Brussels' chief Brexit negotiator on Tuesday brusquely shot down a bid floated by the UK to retain access to the EU market for British financial firms, signalling hardball trade negotiations lie ahead.
"There must be no illusion on this issue: there will be no general, global or permanent equivalence on financial services," Barnier told the European Parliament in the eastern French city of Strasbourg.
That dismissal was backed up by European Commission chief Ursula von der Leyen who said the bloc was "fine" with Britain walking away without a deal if it so chose, although she preferred to see an "ambitious" accord struck.
The blunt language mirrors that being used by Britain, which formally left the EU two weeks ago but which still trades like a member under a transition period ticking down to the end of this year.
The government of British Prime Minister Boris Johnson insists it will not seek to extend the transition.
This week it stepped up warnings to British business to prepare to operate outside the single market from 2021.
But its finance minister, Sajid Javid, on Tuesday argued in an op-ed for London's City AM newspaper that Britain should secure general regulatory "equivalence" for UK financial companies so they would be deemed compatible enough to maintain access to the EU market.

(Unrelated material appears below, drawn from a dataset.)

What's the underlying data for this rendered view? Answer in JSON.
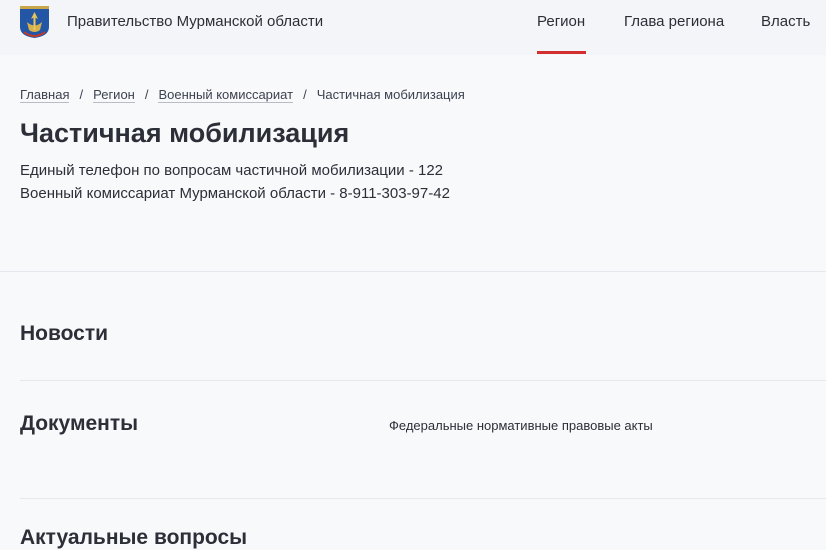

However he also insisted that "from next year, we will have the freedom to make our own rules outside the constraints of the (EU's) single market and customs union". And he stated "there will be differences" between future British financial regulations and EU ones.

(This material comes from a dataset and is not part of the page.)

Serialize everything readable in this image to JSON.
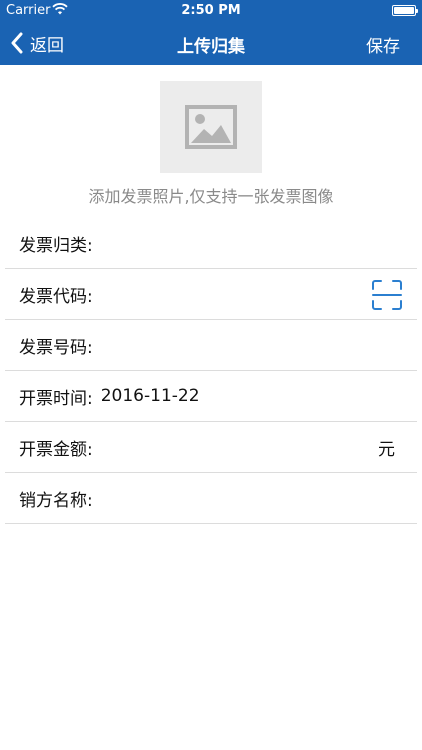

Barnier was categorical that Javid's idea of a broad equivalence was not acceptable.
"We are not negotiating these issues with the United Kingdom. We are verifying consistency and where we judge it possible we will give equivalences on one financial industry sector or another," he said. "Brexit is not business as usual."
The sparring bodes badly for EU-UK negotiations due to begin next month to define future relations.
The EU is putting the final touches on its negotiating mandate for those talks. Von der Leyen, responding to Britain's moves bracing for a possible no deal on trade, said: "If this is the British choice, well, we are fine with that without any question." She added however: "I personally believe that we should be way more ambitious" and reiterated Europe's conditions Britain would have to abide by if an accord were to be struck.
The EU insists on a "level playing field" so that Britain does not try to get an unfair trading advantage by getting rid of costly EU standards on labour, the environment and taxes.
It also wants oversight on UK state aid decisions, and says giving EU fishing boats continued access to British waters is crucial for a trade deal.
Britain, in the lead-up to its January 31 exit from the EU, had said it wanted an ambitious and comprehensive accord with the European bloc.
But since then, Johnson has dialled back on that scope and his government has signalled it is willing to accept trade friction as the cost of exercising sovereignty. One way Johnson's government is preparing the ground for a possible no deal is to say that it would be happy trading with the EU on the same terms as Australia -- a country currently striving to work out a trade accord with the bloc.
"I was a little bit surprised to hear the prime minister of the United Kingdom speak about the Australian model," von der Leyen said.
"But the European Union does not have a trade agreement with Australia. We are currently trading on WTO terms." Manfred Weber, the head of the biggest political group in the European Parliament, the conservative EPP, said he was "really worried" about Brexit's impact on the EU, particularly if it encourages populists looking to weaken the bloc.
"Brexit won't be a success in the long term. However, the reality is not decisive but the perception," he told reporters.